The OPEC member has sought budget support to help it cope with a collapse in oil prices over the past two years. The drop in revenue that resulted caused the public deficit to widen and delayed payments to foreign oil producers.
The IMF in May agreed to provide $5.4 billion over three years. But the funds are conditional on Iraq's implementing measures to cut spending, increasing non-oil revenue, and settling several billion dollars in arrears to oil companies.
The Iraqi government approved the measures at a meeting last week and informed the IMF, Salih said in an interview.
Baghdad expects the IMF board to approve by the end of June or early July the disbursement of a first tranche of about $600 million, he added.
The reforms include a tax increase, higher electricity fees and better banking supervision to fight corruption and money laundering, Salih said. There were also plans to streamline state-owned companies and audit the bloated public payroll to purge so-called "ghost employees" who do not show up to work.
Global oil prices plunged just as Iraq needed more resources to fight Islamic State, the ultra-hardline group that seized vast tracts of the north and west, displacing about 4 million people.
HOPES FOR $18 BILLION
Salih said a recent increase in oil prices, to $50 a barrel from below $30 earlier this year, would not delay the reforms.
The agreement with the IMF should unlock a total of $18 billion in international assistance over three years, Finance Minister Hoshiyar Zebari has said. He cited the World Bank and the Group of Seven leading industrialised nations as donors, along with the IMF.
Zebari said Iraq expects to sell $2 billion in eurobonds in the last quarter of this year, when international aid starts coming in, helping to lower its cost of borrowing.
Iraq last sold international debt in 2006, when it issued about $2.7 billion of bonds due in 2028 with a coupon of 5.8 percent.
Iraq hopes that international support will bring the bond yields down to 5 or 6 percent, from about 10-11 percent now.

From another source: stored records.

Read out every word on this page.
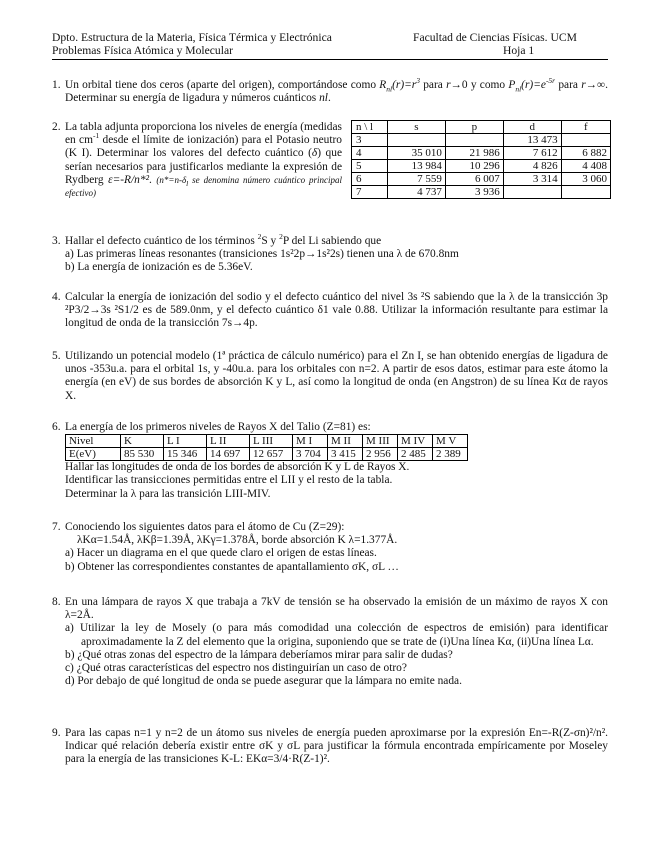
Dpto. Estructura de la Materia, Física Térmica y Electrónica
Problemas Física Atómica y Molecular
Facultad de Ciencias Físicas. UCM
Hoja 1
1. Un orbital tiene dos ceros (aparte del origen), comportándose como $R_{nl}(r)=r^3$ para r→0 y como $P_{nl}(r)=e^{-5r}$ para r→∞. Determinar su energía de ligadura y números cuánticos nl.
2. La tabla adjunta proporciona los niveles de energía (medidas en $cm^{-1}$ desde el límite de ionización) para el Potasio neutro (K I). Determinar los valores del defecto cuántico (δ) que serían necesarios para justificarlos mediante la expresión de Rydberg ε=-R/n*². ($n*=n-\delta_l$ se denomina número cuántico principal efectivo)
n \ l	s	p	d	f
3			13 473	
4	35 010	21 986	7 612	6 882
5	13 984	10 296	4 826	4 408
6	7 559	6 007	3 314	3 060
7	4 737	3 936		
3. Hallar el defecto cuántico de los términos $^2$S y $^2$P del Li sabiendo que
a) Las primeras líneas resonantes (transiciones 1s²2p→1s²2s) tienen una λ de 670.8nm
b) La energía de ionización es de 5.36eV.
4. Calcular la energía de ionización del sodio y el defecto cuántico del nivel 3s ²S sabiendo que la λ de la transicción 3p ²P3/2→3s ²S1/2 es de 589.0nm, y el defecto cuántico δ1 vale 0.88. Utilizar la información resultante para estimar la longitud de onda de la transicción 7s→4p.
5. Utilizando un potencial modelo (1ª práctica de cálculo numérico) para el Zn I, se han obtenido energías de ligadura de unos -353u.a. para el orbital 1s, y -40u.a. para los orbitales con n=2. A partir de esos datos, estimar para este átomo la energía (en eV) de sus bordes de absorción K y L, así como la longitud de onda (en Angstron) de su línea Kα de rayos X.
6. La energía de los primeros niveles de Rayos X del Talio (Z=81) es:
Nivel	K	L I	L II	L III	M I	M II	M III	M IV	M V
E(eV)	85 530	15 346	14 697	12 657	3 704	3 415	2 956	2 485	2 389
Hallar las longitudes de onda de los bordes de absorción K y L de Rayos X.
Identificar las transicciones permitidas entre el LII y el resto de la tabla.
Determinar la λ para las transición LIII-MIV.
7. Conociendo los siguientes datos para el átomo de Cu (Z=29):
λKα=1.54Å, λKβ=1.39Å, λKγ=1.378Å, borde absorción K λ=1.377Å.
a) Hacer un diagrama en el que quede claro el origen de estas líneas.
b) Obtener las correspondientes constantes de apantallamiento σK, σL …
8. En una lámpara de rayos X que trabaja a 7kV de tensión se ha observado la emisión de un máximo de rayos X con λ=2Å.
a) Utilizar la ley de Mosely (o para más comodidad una colección de espectros de emisión) para identificar aproximadamente la Z del elemento que la origina, suponiendo que se trate de (i)Una línea Kα, (ii)Una línea Lα.
b) ¿Qué otras zonas del espectro de la lámpara deberíamos mirar para salir de dudas?
c) ¿Qué otras características del espectro nos distinguirían un caso de otro?
d) Por debajo de qué longitud de onda se puede asegurar que la lámpara no emite nada.
9. Para las capas n=1 y n=2 de un átomo sus niveles de energía pueden aproximarse por la expresión En=-R(Z-σn)²/n². Indicar qué relación debería existir entre σK y σL para justificar la fórmula encontrada empíricamente por Moseley para la energía de las transiciones K-L: EKα=3/4·R(Z-1)².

Iraq's existing bonds have been appreciating steadily since early May, when the understanding with the IMF was being worked on.
The 2028 bond rose from below 70 cents to the dollar in early May to 77.75 cents on June 8. On Monday it traded at about 75.75 cents, for a yield of around 10.5 percent.
"We believe this is just a bit of profit-taking after the price had risen steadily since early May when the agreement in principle with the IMF was reached," said Alan Cameron, an economist at Exotix in London.
Oil prices and the IMF deal continue to be the main factors driving Iraqi bond prices, he said.
Moody's and Fitch Ratings last month said Iraq's IMF deal was credit positive. Fitch rates Iraq's long-term credit at B-, below investment grade.